Status : Doctorant
LLF, CNRS – UMR 7110
Université Paris Diderot-Paris 7
Case 7031 – 5, rue Thomas Mann,
75205 Paris cedex 13
Title : Formal Approaches to the Communication of Conflicting Identities in Discourse
PhD Defense : 2022-04-11
Inscription : 2018 à Paris Cité
This dissertation focuses on a proposal for the formal modelling of a very specific phenomenon of political communication usually called ``dogwhistles''. A secondary contribution is an attempt to use (and a reflexive approach to the use of) machine learning techniques for the study of said dogwhistles.
From a theoretical point of view, this work draws inspiration from game theoretic approaches of linguistics and pragmatics, game theoretic approaches of social meaning, and distributional semantics. Beyond the main contributions, the thesis presents briefly each of these areas of research, since it is likely that readers might not know much about at least one of these areas, and I therefore hope that these introductory texts can be also counted among the contributions of this work.
Formal linguistics has devised a number of sophisticated mathematical objects to try and describe linguistic phenomena with as much precision as possible for the last decades. There is however one area of linguistics that has historically evaded attempts at formalization: sociolinguistics. The few attempts at formalizing sociolinguistics results are fairly recent. Inspired by tools from formal pragmatics, they have expanded the concept of linguistic interpretation to the interpretation not only of message content, but of social meaning as well, leading to elaborate formal models that are at the basis of fascinating research programmes.
There has been however few attempts at linking the works from formal pragmatics and semantics -- focusing mostly on the interpretation of content -- and formal sociolinguistics -- focusing on the interpretation of social meaning. Notably, there have been no attempts at giving a picture in formal terms of situations whereby the social meaning contained within an utterance can influence the content interpretation of that utterance by listeners.
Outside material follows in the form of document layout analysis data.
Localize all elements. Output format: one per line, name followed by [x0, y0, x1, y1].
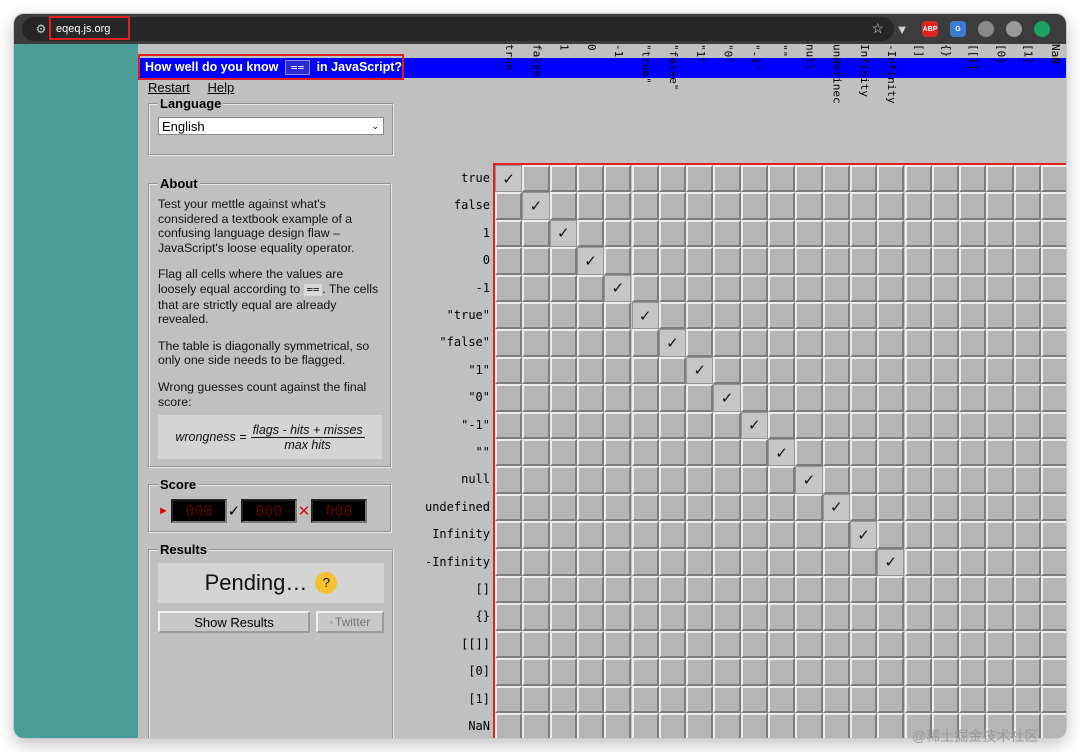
score-row: ► 000 ✓ 000 ✕ 000 — [158, 498, 382, 524]
language-select[interactable]: English ⌄ — [158, 117, 384, 135]
adblock-icon[interactable]: ABP — [922, 21, 938, 37]
row-label: 1 — [482, 225, 490, 240]
cross-icon: ✕ — [297, 503, 311, 520]
row-label: undefined — [424, 499, 490, 514]
formula-denominator: max hits — [284, 437, 331, 452]
row-label: Infinity — [432, 527, 490, 542]
language-selected-value: English — [162, 118, 205, 134]
about-legend: About — [160, 176, 198, 191]
column-label: -1 — [612, 44, 626, 58]
row-label: false — [453, 198, 490, 213]
column-label: "0" — [721, 44, 735, 64]
column-label: true — [503, 44, 516, 71]
column-label: Infinity — [857, 44, 871, 97]
formula-fraction: flags - hits + misses max hits — [250, 422, 365, 452]
restart-link[interactable]: Restart — [148, 80, 190, 95]
results-legend: Results — [160, 542, 207, 557]
row-label: "" — [475, 445, 490, 459]
column-label: 0 — [584, 44, 598, 51]
translate-icon[interactable]: G — [950, 21, 966, 37]
column-label: "false" — [666, 44, 680, 91]
row-label: "false" — [439, 335, 490, 350]
browser-window: ⚙ eqeq.js.org ☆ ▼ ABP G How well do you … — [14, 14, 1066, 738]
row-label: -Infinity — [424, 554, 490, 569]
watermark: @稀土掘金技术社区 — [912, 728, 1039, 744]
row-label: NaN — [468, 719, 490, 733]
column-label: -Infinity — [885, 44, 899, 104]
menu-bar: Restart Help — [148, 80, 248, 95]
row-label: "true" — [446, 308, 490, 322]
column-label: "" — [776, 44, 789, 58]
column-label: null — [803, 44, 817, 71]
check-icon: ✓ — [227, 503, 241, 520]
extension-green-icon[interactable] — [1034, 21, 1050, 37]
score-legend: Score — [160, 477, 197, 492]
formula-lhs: wrongness = — [175, 430, 247, 445]
row-label: [] — [475, 582, 490, 596]
row-label: null — [461, 472, 490, 487]
misses-counter: 000 — [310, 499, 367, 523]
flags-counter: 000 — [170, 499, 227, 523]
results-status-text: Pending… — [204, 570, 308, 595]
column-label: {} — [939, 44, 953, 58]
row-label: {} — [475, 609, 490, 624]
column-label: [] — [912, 44, 926, 58]
wrongness-formula: wrongness = flags - hits + misses max hi… — [158, 415, 382, 460]
language-legend: Language — [160, 96, 222, 111]
about-paragraph-3: The table is diagonally symmetrical, so … — [158, 338, 370, 368]
column-label: [1] — [1021, 44, 1035, 64]
column-label: NaN — [1049, 44, 1062, 64]
twitter-share-button[interactable]: ▫ Twitter — [316, 611, 384, 633]
column-label: 1 — [557, 44, 571, 51]
row-label: [1] — [468, 691, 490, 706]
bookmark-star-icon[interactable]: ☆ — [871, 20, 884, 37]
grid-highlight-box — [493, 163, 1066, 738]
results-status: Pending… ? — [158, 563, 384, 603]
page-content: How well do you know == in JavaScript? R… — [138, 44, 1066, 738]
column-label: "true" — [639, 44, 653, 84]
column-label: [0] — [994, 44, 1008, 64]
help-link[interactable]: Help — [208, 80, 235, 95]
row-label: 0 — [482, 253, 490, 268]
row-label: true — [461, 171, 490, 185]
vue-devtools-icon[interactable]: ▼ — [894, 21, 910, 37]
browser-toolbar: ⚙ eqeq.js.org ☆ ▼ ABP G — [14, 14, 1066, 44]
column-label: [[]] — [967, 44, 981, 71]
score-panel: Score ► 000 ✓ 000 ✕ 000 — [148, 477, 392, 533]
hits-counter: 000 — [240, 499, 297, 523]
row-label: "0" — [468, 390, 490, 405]
thinking-face-icon: ? — [315, 572, 338, 594]
about-paragraph-1: Test your mettle against what's consider… — [158, 197, 355, 255]
column-label: false — [530, 44, 544, 78]
column-label: undefinec — [830, 44, 844, 104]
about-panel: About Test your mettle against what's co… — [148, 176, 392, 468]
extension-badge-icon[interactable] — [1006, 21, 1022, 37]
title-highlight-box — [138, 54, 404, 80]
extension-circle-icon[interactable] — [978, 21, 994, 37]
column-label: "1" — [694, 44, 708, 64]
address-bar[interactable]: ⚙ eqeq.js.org ☆ — [22, 17, 894, 41]
language-panel: Language English ⌄ — [148, 96, 394, 156]
url-highlight-box — [49, 16, 130, 40]
results-panel: Results Pending… ? Show Results ▫ Twitter — [148, 542, 394, 738]
eq-operator-code: == — [303, 283, 323, 296]
about-paragraph-2: Flag all cells where the values are loos… — [158, 267, 379, 327]
site-settings-icon[interactable]: ⚙ — [32, 20, 50, 38]
row-label: [0] — [468, 664, 490, 679]
row-label: [[]] — [461, 636, 490, 651]
arrow-right-icon: ► — [158, 505, 169, 517]
row-label: "-1" — [461, 417, 490, 432]
chevron-down-icon: ⌄ — [371, 120, 379, 131]
column-label: "-1" — [748, 44, 762, 71]
formula-numerator: flags - hits + misses — [250, 422, 365, 438]
broken-image-icon: ▫ — [329, 617, 333, 627]
about-paragraph-4: Wrong guesses count against the final sc… — [158, 379, 367, 409]
row-label: -1 — [475, 280, 490, 295]
show-results-button[interactable]: Show Results — [158, 611, 310, 633]
row-label: "1" — [468, 362, 490, 377]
In this work, we focus on situations where speakers send messages where the social meaning and content interpretations vary according to who receives them. This phenomenon is sometimes referred to as dogwhistle politics, since it has been mostly studied in the context of political discourse. Using formal tools from pragmatics (Rational Speech Act models) and their adaptations in the realm of sociolinguistics (Social Meaning Games), we aim to construct a model that can accurately describes these situations, where the retrieval of the identity of the speaker can supposedly lead to a variety of interpretations, linking the notions of social meaning and content meaning in a single kind of linguistic game. Beyond this endeavor, a key characteristic of dogwhistles is that they are supposedly hidden messages to a point. This leads to a situation where it can be difficult to assess whether a given utterance does or does not contain a dogwhistle. Acknowledging this, we have tried to give a definition of dogwhistles that goes beyond their mere description and could be applied to the enterprise of finding them in text, using concepts from distributional semantics, vector space models of language and machine learning.